Por eso yo no lloré con Patria. Y, a pesar de todo lo dicho, me gusta ver a la gente leyéndola en el autobús.
Pero volviendo a mis lecturas infantiles -y por tanto a Julio Verne y a su capacidad premonitoria-, nunca entenderé esa suerte de literatura preadolescente que tanto se lleva ahora y que –a los datos me remito- si para algo ha demostrado no ser útil es para generar lectores adultos. Más nos valdría dejar al alcance de los niños personajes como Impey Barbicane, Emma Woodhouse o Robinson Crusoe – o Amy Dorrit, o Jo March, o Gregorio Samsa, o…- y esperar a ver qué pasa.
Y es que, visto que el sistema no parece funcionar, bien podríamos intentar ese pequeño experimento.
En una noche de insomnio, por un dolor intenso en la rodilla derecha, he «aterrizado», de nuevo, en El Club de los Domingos.
Después de varias semanas de hacerte el salto, por necesidades del guión, -estoy haciendo obras y eso ya sabes que conlleva-, he podido recuperar el placer de leeerte. Y es que, «Ese pequeño experimento» es GRANDE, GRANDE, GRANDE …
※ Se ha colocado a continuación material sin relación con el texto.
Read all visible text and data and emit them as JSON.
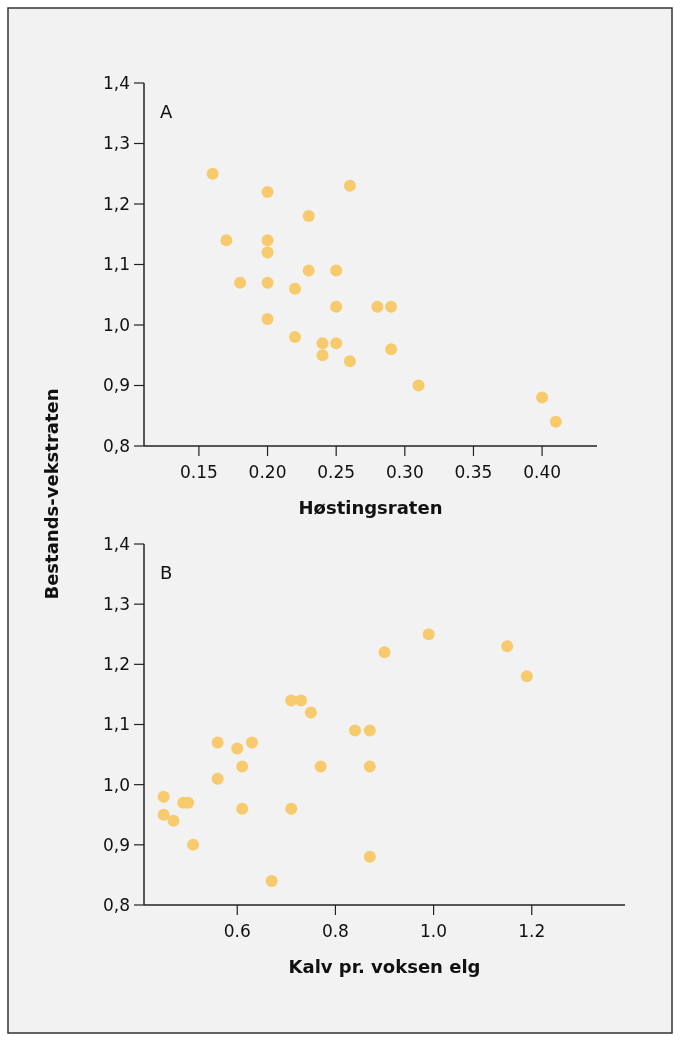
{
  "chart_data": [
    {
      "type": "scatter",
      "xlabel": "Høstingsraten",
      "ylabel": "Bestands-vekstraten",
      "annotations": [
        "A"
      ],
      "marker": "circle",
      "grid": false,
      "xlim": [
        0.11,
        0.44
      ],
      "xticks": [
        {
          "value": 0.15,
          "label": "0.15"
        },
        {
          "value": 0.2,
          "label": "0.20"
        },
        {
          "value": 0.25,
          "label": "0.25"
        },
        {
          "value": 0.3,
          "label": "0.30"
        },
        {
          "value": 0.35,
          "label": "0.35"
        },
        {
          "value": 0.4,
          "label": "0.40"
        }
      ],
      "ylim": [
        0.8,
        1.4
      ],
      "yticks": [
        {
          "value": 0.8,
          "label": "0,8"
        },
        {
          "value": 0.9,
          "label": "0,9"
        },
        {
          "value": 1.0,
          "label": "1,0"
        },
        {
          "value": 1.1,
          "label": "1,1"
        },
        {
          "value": 1.2,
          "label": "1,2"
        },
        {
          "value": 1.3,
          "label": "1,3"
        },
        {
          "value": 1.4,
          "label": "1,4"
        }
      ],
      "series": [
        {
          "color": "#f7cb6d",
          "x": [
            0.16,
            0.2,
            0.26,
            0.23,
            0.17,
            0.2,
            0.2,
            0.23,
            0.25,
            0.18,
            0.2,
            0.22,
            0.25,
            0.28,
            0.29,
            0.2,
            0.22,
            0.24,
            0.25,
            0.24,
            0.29,
            0.26,
            0.31,
            0.4,
            0.41
          ],
          "values": [
            1.25,
            1.22,
            1.23,
            1.18,
            1.14,
            1.14,
            1.12,
            1.09,
            1.09,
            1.07,
            1.07,
            1.06,
            1.03,
            1.03,
            1.03,
            1.01,
            0.98,
            0.97,
            0.97,
            0.95,
            0.96,
            0.94,
            0.9,
            0.88,
            0.84
          ]
        }
      ]
    },
    {
      "type": "scatter",
      "xlabel": "Kalv pr. voksen elg",
      "annotations": [
        "B"
      ],
      "marker": "circle",
      "grid": false,
      "xlim": [
        0.41,
        1.39
      ],
      "xticks": [
        0.6,
        0.8,
        {
          "value": 1.0,
          "label": "1.0"
        },
        1.2
      ],
      "ylim": [
        0.8,
        1.4
      ],
      "yticks": [
        {
          "value": 0.8,
          "label": "0,8"
        },
        {
          "value": 0.9,
          "label": "0,9"
        },
        {
          "value": 1.0,
          "label": "1,0"
        },
        {
          "value": 1.1,
          "label": "1,1"
        },
        {
          "value": 1.2,
          "label": "1,2"
        },
        {
          "value": 1.3,
          "label": "1,3"
        },
        {
          "value": 1.4,
          "label": "1,4"
        }
      ],
      "series": [
        {
          "color": "#f7cb6d",
          "x": [
            0.45,
            0.45,
            0.47,
            0.49,
            0.5,
            0.51,
            0.56,
            0.56,
            0.6,
            0.61,
            0.61,
            0.63,
            0.67,
            0.71,
            0.71,
            0.73,
            0.75,
            0.77,
            0.84,
            0.87,
            0.87,
            0.87,
            0.9,
            0.99,
            1.15,
            1.19
          ],
          "values": [
            0.98,
            0.95,
            0.94,
            0.97,
            0.97,
            0.9,
            1.07,
            1.01,
            1.06,
            1.03,
            0.96,
            1.07,
            0.84,
            1.14,
            0.96,
            1.14,
            1.12,
            1.03,
            1.09,
            1.09,
            1.03,
            0.88,
            1.22,
            1.25,
            1.23,
            1.18
          ]
        }
      ]
    }
  ]
}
Francesca, NO es que el sistema no parece funcionar. Es que NO funciona. Sería un acto de sensatez, intentar «Ese pequeño experimento».
No te preocupes por lo de hacerme el salto ¡yo soy la primera que lo he hecho, en mi caso no hay excusa que valga, excepto la falta de tiempo y el haber dedicado el poco que tenía a lo que más me gusta: leer :-). Me alegra ver que eres de los míos ¡eso de la literatura para adolescentes no sé a quién se le ocurrió, pero es todo menos un camino hacia la pasión lectora.
Gracias por tu visita Josep… ¡vuelve! (aunque yo sea una impresentable que tarda en contestar ;-D).